These Are 5 Traps Developers' Set To Attract Home Buyers - Page 3

These Are 5 Traps Developers' Set To Attract Home Buyers

By siliconindia   |   Wednesday, July 17, 2013   |    1 Comments

2) Guaranteed rentals return

Guaranteed rentals are mainly offered to investors who seek rentals on regular basis from the property they are investing in. This means, on signing the contract, buyers are suppose to get an annual rental income of around 6-12 percent of the total value of the property; as developers guarantee. Sometimes, developer offers a few quarterly post-dated cheques to reassure buyers of the accuracy of the scheme. However, the developers hold the actual possession of the property during the contract tenure and then they put such properties on lease to clients including financial institutions, banks, corporate and so on.  The scheme offers free maintenance of the property.

What’s the trap?

Usually developers launch such guaranteed rental scheme when they face cash crunch situation.
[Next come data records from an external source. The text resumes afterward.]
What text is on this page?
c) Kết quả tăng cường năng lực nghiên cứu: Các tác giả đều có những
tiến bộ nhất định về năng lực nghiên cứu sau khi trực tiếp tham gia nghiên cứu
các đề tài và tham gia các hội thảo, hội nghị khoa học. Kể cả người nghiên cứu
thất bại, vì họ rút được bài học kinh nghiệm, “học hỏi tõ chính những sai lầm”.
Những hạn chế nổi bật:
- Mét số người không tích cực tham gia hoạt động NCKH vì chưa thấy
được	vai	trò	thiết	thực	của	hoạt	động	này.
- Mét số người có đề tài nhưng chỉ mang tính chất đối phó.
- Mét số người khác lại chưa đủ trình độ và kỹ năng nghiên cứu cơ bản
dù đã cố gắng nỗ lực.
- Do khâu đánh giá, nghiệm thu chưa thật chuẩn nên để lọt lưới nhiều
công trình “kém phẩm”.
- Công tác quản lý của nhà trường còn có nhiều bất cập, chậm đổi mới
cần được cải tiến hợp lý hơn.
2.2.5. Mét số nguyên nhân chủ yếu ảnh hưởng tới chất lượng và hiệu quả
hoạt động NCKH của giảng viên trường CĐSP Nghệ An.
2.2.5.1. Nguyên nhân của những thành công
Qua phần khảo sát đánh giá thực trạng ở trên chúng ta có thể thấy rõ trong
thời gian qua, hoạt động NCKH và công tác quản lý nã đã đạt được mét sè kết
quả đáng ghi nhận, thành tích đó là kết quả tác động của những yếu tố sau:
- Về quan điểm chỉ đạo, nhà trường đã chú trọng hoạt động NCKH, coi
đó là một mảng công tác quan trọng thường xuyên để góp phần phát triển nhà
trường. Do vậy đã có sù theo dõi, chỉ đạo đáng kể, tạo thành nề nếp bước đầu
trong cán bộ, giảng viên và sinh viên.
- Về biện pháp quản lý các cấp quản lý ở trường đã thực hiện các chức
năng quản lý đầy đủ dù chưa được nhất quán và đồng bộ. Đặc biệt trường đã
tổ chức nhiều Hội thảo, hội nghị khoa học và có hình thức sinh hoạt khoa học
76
And, if developers fail to generate adequate cash flow then there can be a high risk of check bounce; the post-dated cheques which developers provide at the time when buyers sign the contract. "It doesn't seem feasible for a developer to offer rental returns as high as 12 percent because he has to bear the maintenance costs. So, you must ensure that no hidden costs are included in the purchase agreement. A rent that is 4-5 percent of the value of the property is more credible and a good return," says Kapoor.